Le village de Bargème est implanté sur un éperon rocheux, détaché de la montagne de Brouis à laquelle il est relié par son côté ouest et tombant à-pic du côté nord. Il domine l’ensemble de la vallée de la Bruyère. La protection que lui confère sa position est complétée par une enceinte barrant l’éperon à l’ouest et au sud. La partie orientale du village est aujourd’hui à l’état de ruines.
Analyse historique
Un village déjà dense au milieu du Moyen Âge
Le « castrum de Bargema » est mentionné dans le cartulaire de Lérins dès la première moitié du 11e siècle. Aldebert le Fier fit alors don de cinq églises à l’abbaye – Saint-Pierre, Saint-Laurent, Sainte-Marguerite, Saint-Romain et Saint-Firmin – toutes situées sur le territoire du castrum (« in territorio predicti castri »). Toutefois, rien n’indique que le regroupement de population dont il est question se soit trouvé à l’emplacement du village actuel. La prospection réalisée en 2013 par le service archéologique du Département du Var a en effet révélé une occupation continue du site du Rouail, implanté sur l’éperon rocheux dominant au nord la rivière de l’Artuby et au sud la chapelle de Saint-Laurent, depuis l’Antiquité tardive jusqu’au premier Moyen Âge. La densité de mobilier découvert et la continuité de la présence humaine rendent possible son identification à un premier castrum, associé à l’église Saint-Laurent. En outre, les vestiges les plus anciens décelés dans le village actuel ne semblent pas antérieurs à la fin du 12e ou au début du 13e siècle. Ceux-ci consistent en l’enceinte urbaine (et plus spécifiquement la portion nord-ouest de la courtine, la tour nord-ouest et les deux portes, voir : IA83003353), la salle nord du château (voir : IA83003333) et l’église paroissiale Saint-Nicolas. Selon Yann Codou, le fait que cette dernière ne soit pas mentionnée dans l’acte de donation à l’abbaye de Lérins de la première moitié du 11e siècle incite à penser qu’il s’agit d’une construction plus récente, vraisemblablement liée à un mouvement de réorganisation du territoire et à la fondation du château. Cette hypothèse est corroborée par l’analyse du bâti, qui permet de dater l’église de la fin du 12e ou du début du suivant. Toujours selon Yann Codou, la présence d’une crypte rattrapant la pente et l’observation de l’élévation sont autant d’indices de l’absence de lieu de culte préexistant à cet emplacement.

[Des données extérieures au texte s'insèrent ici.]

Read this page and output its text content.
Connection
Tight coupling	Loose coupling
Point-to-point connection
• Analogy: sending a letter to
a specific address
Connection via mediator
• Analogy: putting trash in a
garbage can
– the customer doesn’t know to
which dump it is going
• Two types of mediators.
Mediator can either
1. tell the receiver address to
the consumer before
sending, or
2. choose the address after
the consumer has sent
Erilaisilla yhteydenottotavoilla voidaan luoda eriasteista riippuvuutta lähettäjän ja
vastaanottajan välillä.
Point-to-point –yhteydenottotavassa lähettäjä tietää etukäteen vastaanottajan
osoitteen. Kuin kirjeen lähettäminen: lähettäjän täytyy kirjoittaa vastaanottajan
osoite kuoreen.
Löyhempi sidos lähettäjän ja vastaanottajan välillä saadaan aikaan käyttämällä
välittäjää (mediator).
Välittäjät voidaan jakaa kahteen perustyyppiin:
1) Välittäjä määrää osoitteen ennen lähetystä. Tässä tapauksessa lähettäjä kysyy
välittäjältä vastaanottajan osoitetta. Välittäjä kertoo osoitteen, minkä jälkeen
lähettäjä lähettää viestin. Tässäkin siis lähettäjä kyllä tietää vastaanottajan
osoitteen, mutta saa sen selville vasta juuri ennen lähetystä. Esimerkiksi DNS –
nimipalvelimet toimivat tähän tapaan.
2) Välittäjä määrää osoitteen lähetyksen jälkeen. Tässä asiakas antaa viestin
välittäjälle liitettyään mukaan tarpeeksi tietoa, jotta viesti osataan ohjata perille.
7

Le castrum est ensuite mentionné à plusieurs reprises dans les sources écrites au cours du 13e siècle : entre 1232 et 1244 dans les Statuts de l’évêché de Fréjus et dans la Liste des localités du diocèse, en 1252 et en 1278 dans les Enquêtes sur les droits et revenus de Charles Ier d’Anjou en Provence. A cette dernière date, le castrum réunissait 79 feux et 5 maisons nobles, ce qui en faisait l’un des plus peuplés des environs, à l’exception sans doute de Comps (on dénombrait 21 feux à La Roque-Esclapon ; 18 à Brovès ; 18 à La Bastide d’Esclapon ; 17 à Esclapon ; 13 à Brenon). En 1315/1316, il en regroupait 80. De cette densité de population découla la présence d’une communauté urbaine organisée, attestée en 1333 – des baillis (« bajulus ») répondent à l’enquête de Leopardo da Foligno. En 1471, le procès-verbal de réaffouagement mentionne à nouveau des syndics (« scindices »).
Au cours du 14e et du 15e siècle, la population chuta et atteignit 46 feux en 1471. Bien que l’on ignore si ces chiffres comprennent également des foyers implantés en dehors de l’enceinte, ils reflètent selon toute vraisemblance l’évolution du village. Il est également notable que le nombre de foyers de la fin du 13e siècle et du début du suivant ne fut réatteint que dans les années 1720 – mais il semblerait qu’à cette dernière date ceux-ci n’aient pas été implantés uniquement au sein des murs de l'agglomération. Aucun vestige d’architecture domestique du milieu du Moyen Âge n’a toutefois été repéré – les caves voûtées visitées, à l’instar de celles du 89 rue des Ormeaux, voir : IA83003352, résistant à toute tentative de datation précise. Toutefois, la taille modeste des parcelles ainsi que leur forme traversante suggèrent une implantation médiévale du bâti.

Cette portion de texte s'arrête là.